6. Choose an Appropriate Mechanical Jacket (Cladding)

Carefully look at the conditions to which your system is going to be exposed. Weather, maintenance, vandalism and other forms of “mechanical abuse” can wreak havoc on your system. Cladding is a “security blanket” that protects the other components of your insulation system. Mechanical jackets are available in aluminum, stainless steel, PVC and laminated membranes. While a system located indoors often can use PVC or membranes, outdoor applications most likely will require more durable aluminum or stainless steel.

7. Eliminate Tacks and Staples

Tacks and staples should not be used on any below-ambient insulation system. The holes that they put into the system allow moisture (liquid or vapor) to enter the system. Instead, look for alternative methods of fastening such as high-strength adhesives and sealants.

Nonrigid insulation can fail due to mechanical abuse.

8. Maximize Your Investment

In addition to the previous steps, make sure that you build redundancy into your insulation system. The mechanical jacket protects the vapor-retarding jacket, which, in turn, protects the insulation system. All of these components work together in harmony to keep out moisture.

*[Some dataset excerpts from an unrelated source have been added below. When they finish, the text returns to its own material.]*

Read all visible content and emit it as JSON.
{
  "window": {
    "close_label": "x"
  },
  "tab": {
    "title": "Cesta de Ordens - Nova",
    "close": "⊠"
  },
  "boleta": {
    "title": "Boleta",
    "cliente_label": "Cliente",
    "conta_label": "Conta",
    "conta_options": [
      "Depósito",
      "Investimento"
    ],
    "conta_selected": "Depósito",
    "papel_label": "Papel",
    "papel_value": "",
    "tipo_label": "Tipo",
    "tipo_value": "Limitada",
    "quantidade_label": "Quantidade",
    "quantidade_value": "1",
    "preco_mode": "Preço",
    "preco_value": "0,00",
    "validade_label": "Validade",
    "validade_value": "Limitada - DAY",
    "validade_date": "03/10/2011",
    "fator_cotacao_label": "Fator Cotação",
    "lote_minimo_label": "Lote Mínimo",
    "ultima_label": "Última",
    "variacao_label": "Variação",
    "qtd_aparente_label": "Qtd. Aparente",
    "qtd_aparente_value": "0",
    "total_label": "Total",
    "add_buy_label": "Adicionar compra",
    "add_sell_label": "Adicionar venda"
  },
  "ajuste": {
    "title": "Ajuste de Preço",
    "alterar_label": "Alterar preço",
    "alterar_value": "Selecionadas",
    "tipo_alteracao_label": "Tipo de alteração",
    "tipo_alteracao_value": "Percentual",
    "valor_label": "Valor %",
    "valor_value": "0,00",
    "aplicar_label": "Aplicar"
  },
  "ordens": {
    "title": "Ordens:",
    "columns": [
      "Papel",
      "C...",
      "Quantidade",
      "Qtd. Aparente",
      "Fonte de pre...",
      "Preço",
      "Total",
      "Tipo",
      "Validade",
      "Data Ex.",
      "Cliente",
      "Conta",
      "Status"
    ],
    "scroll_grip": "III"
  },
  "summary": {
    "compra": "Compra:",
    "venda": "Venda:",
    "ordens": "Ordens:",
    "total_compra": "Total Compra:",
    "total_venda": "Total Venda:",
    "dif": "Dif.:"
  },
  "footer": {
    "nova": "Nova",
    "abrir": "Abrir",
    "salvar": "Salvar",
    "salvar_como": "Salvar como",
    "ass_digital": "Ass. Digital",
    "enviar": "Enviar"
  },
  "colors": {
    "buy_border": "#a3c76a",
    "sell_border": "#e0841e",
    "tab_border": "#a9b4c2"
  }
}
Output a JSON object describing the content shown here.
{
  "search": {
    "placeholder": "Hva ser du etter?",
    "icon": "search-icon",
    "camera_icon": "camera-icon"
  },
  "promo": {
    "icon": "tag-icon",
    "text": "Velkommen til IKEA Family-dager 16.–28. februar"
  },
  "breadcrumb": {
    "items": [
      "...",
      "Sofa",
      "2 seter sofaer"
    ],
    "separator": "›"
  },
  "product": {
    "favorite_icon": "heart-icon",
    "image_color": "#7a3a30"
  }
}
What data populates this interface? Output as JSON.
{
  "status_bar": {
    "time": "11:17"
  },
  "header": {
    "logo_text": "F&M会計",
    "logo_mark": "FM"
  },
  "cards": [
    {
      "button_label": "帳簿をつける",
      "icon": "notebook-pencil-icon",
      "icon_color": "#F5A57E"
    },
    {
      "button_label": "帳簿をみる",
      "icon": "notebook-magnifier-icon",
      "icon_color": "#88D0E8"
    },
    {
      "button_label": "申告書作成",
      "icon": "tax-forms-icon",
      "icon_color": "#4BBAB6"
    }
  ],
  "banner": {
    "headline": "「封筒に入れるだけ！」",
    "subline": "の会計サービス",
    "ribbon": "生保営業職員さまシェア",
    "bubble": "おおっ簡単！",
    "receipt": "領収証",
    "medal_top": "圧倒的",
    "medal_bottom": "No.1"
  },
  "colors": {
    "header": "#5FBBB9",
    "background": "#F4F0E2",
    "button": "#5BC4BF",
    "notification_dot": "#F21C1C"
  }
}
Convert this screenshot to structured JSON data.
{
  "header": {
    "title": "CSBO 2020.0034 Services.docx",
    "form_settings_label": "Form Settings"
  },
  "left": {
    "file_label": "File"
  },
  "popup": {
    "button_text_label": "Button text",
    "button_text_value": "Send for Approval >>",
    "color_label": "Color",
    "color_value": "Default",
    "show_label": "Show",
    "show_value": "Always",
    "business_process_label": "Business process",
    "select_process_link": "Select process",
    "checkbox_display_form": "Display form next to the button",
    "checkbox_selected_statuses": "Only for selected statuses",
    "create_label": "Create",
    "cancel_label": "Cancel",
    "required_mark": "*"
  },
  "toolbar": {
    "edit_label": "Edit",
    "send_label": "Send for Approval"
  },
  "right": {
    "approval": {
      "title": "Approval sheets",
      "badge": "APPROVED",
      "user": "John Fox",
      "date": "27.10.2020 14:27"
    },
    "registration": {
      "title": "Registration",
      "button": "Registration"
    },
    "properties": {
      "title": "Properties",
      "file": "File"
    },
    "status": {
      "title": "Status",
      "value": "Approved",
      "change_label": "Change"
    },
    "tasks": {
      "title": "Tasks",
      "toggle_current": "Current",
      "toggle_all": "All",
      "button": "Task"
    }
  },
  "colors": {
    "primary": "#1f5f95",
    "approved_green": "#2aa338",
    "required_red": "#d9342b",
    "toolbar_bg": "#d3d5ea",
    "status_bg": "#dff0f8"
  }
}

Finally, make sure to maintain your system properly. Failures happen for a variety of reasons. The easiest way to protect your investment and avoid system failures - in addition to choosing and installing the correct materials at the correct thickness - is by implementing a sound preventive maintenance program. Holes, gaps and other problems need to be reconciled immediately to prevent moisture from getting into your insulation system.

Because insulation is one of the last items installed on a process cooling system, its importance often is discounted when a project runs into budget constraints. However, using the wrong insulation can jeopardize operating costs, production costs and equipment life. A properly insulated system can save you money and will continue its return on investment for years to come.